What got her through it all was her Christian faith and her journaling. She wrote the things she observed on a daily basis, from medical advice she was given to her own thoughts to the symptoms her son displayed.

"That helped me discover a pattern in what was happening to him," she said.

And, she said, it strengthened her faith that there was something that could be done. When Nate was referred to the Mayo Clinic, Makena and her husband, Steve Daggett, presented what she had discovered through journaling to Nate's new doctors. The data matched the studies Mayo had done. It led the family to a risky treatment option, but because Makena had documented Nate's medical journey so well, she was confident it was the best thing for her son. And she was right.

"(Journaling) saved my son's life," she said.

Later, almost two years ago, Makena left her job to work on registering her nonprofit organization, City's Heart Cry Ministries, in Kenya. The faith based organization works to help orphaned and abandoned children in Kenya, especially girls. While establishing overseas operations for her nonprofit proved to take quite a bit of work, Makena found she still had some spare time. She used it, in part, to publish her first book, "Knowing and Yielding to the Voice that Counts." Due to her extensive journaling, it only took about a month to put together. The book is based on Makena's own life, especially her journey through Nate's medical story.

Just this past November, she published her second book, "Become Whole, Unbreakable, and Unstoppable."

This second book is also based on Makena's experience but focuses on finding oneself. She was inspired to write it by reflecting on her life — being a single mother through some incredibly difficult times — and answering an all-too-common question she's been asked: "How do you do it?" She turned what she learned into a book.

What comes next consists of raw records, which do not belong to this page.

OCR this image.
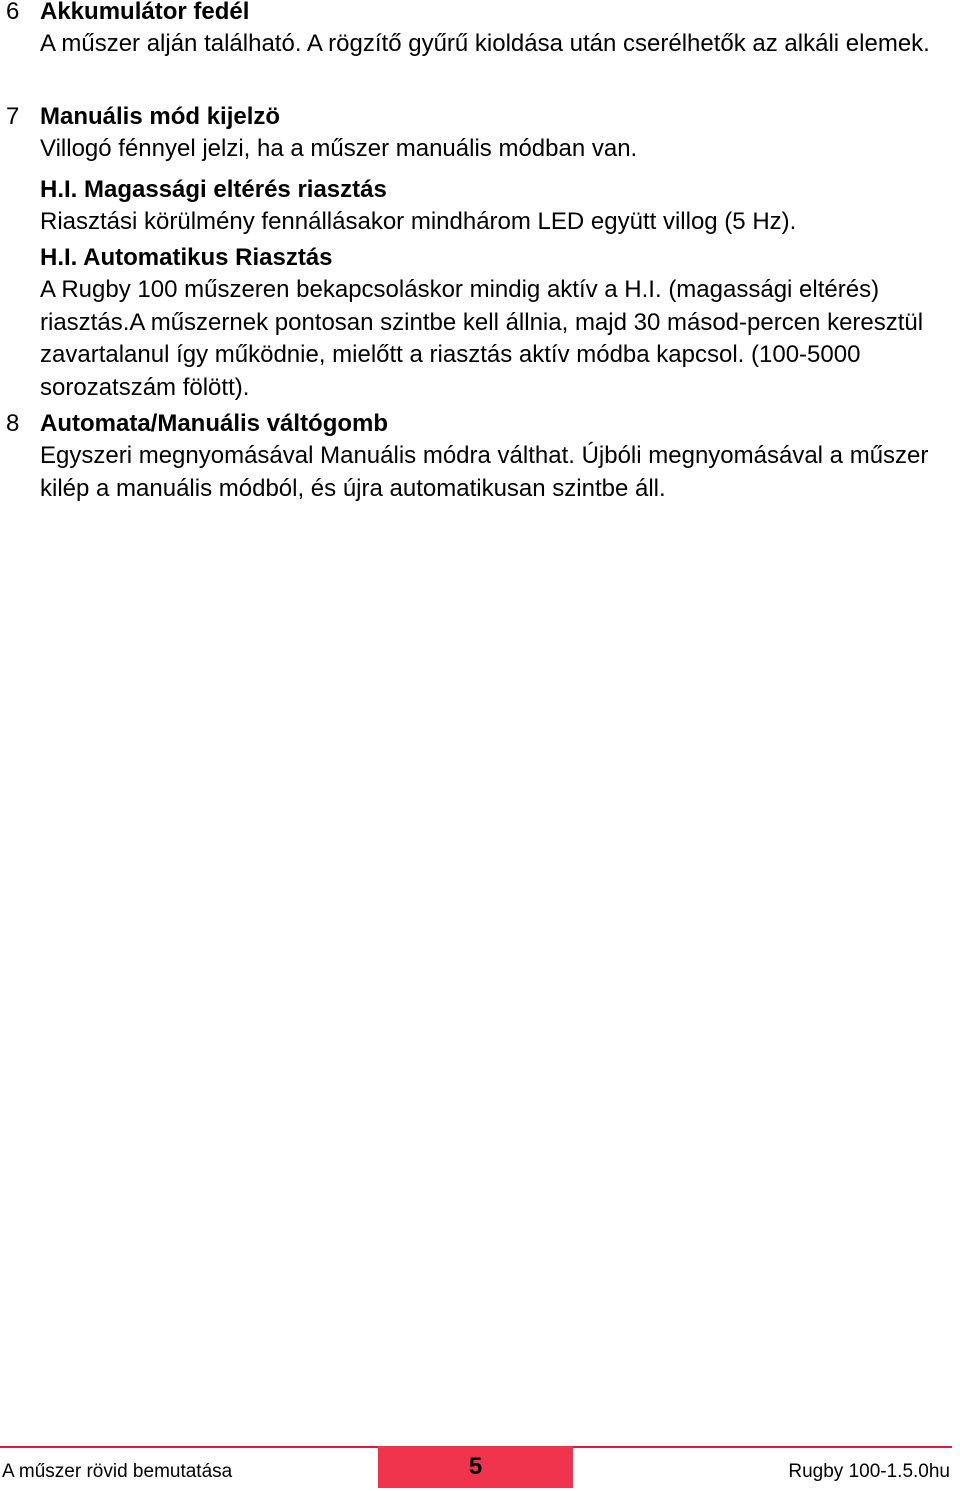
6 Akkumulátor fedél
A műszer alján található. A rögzítő gyűrű kioldása után cserélhetők az alkáli elemek.
7 Manuális mód kijelzö
Villogó fénnyel jelzi, ha a műszer manuális módban van.
H.I. Magassági eltérés riasztás
Riasztási körülmény fennállásakor mindhárom LED együtt villog (5 Hz).
H.I. Automatikus Riasztás
A Rugby 100 műszeren bekapcsoláskor mindig aktív a H.I. (magassági eltérés) riasztás.A műszernek pontosan szintbe kell állnia, majd 30 másod-percen keresztül zavartalanul így működnie, mielőtt a riasztás aktív módba kapcsol. (100-5000 sorozatszám fölött).
8 Automata/Manuális váltógomb
Egyszeri megnyomásával Manuális módra válthat. Újbóli megnyomásával a műszer kilép a manuális módból, és újra automatikusan szintbe áll.
A műszer rövid bemutatása	5	Rugby 100-1.5.0hu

"These are things that have kept me strong through very difficult situations," she said.

The book discusses the process to becoming whole — discovering one's true self beyond the possessions or careers; becoming or remaining unbroken through personal struggles; and learning to be unstoppable and discovering one's purpose.

"When you know your purpose, nothing can beat it out of you," Makena said.

In both books — and those she has yet to publish — Makena said she hopes to inspire others.

"A lot of people are just living," she said. "I think there's a lot more that can be done."

Makena has another book in the works, this one about parenting, she said. She's also working with Nate to see his first book published. And while she has plenty of other books she intends to write, for now, she said, she plans to take some time to market the ones she's already published and return to a more traditional job.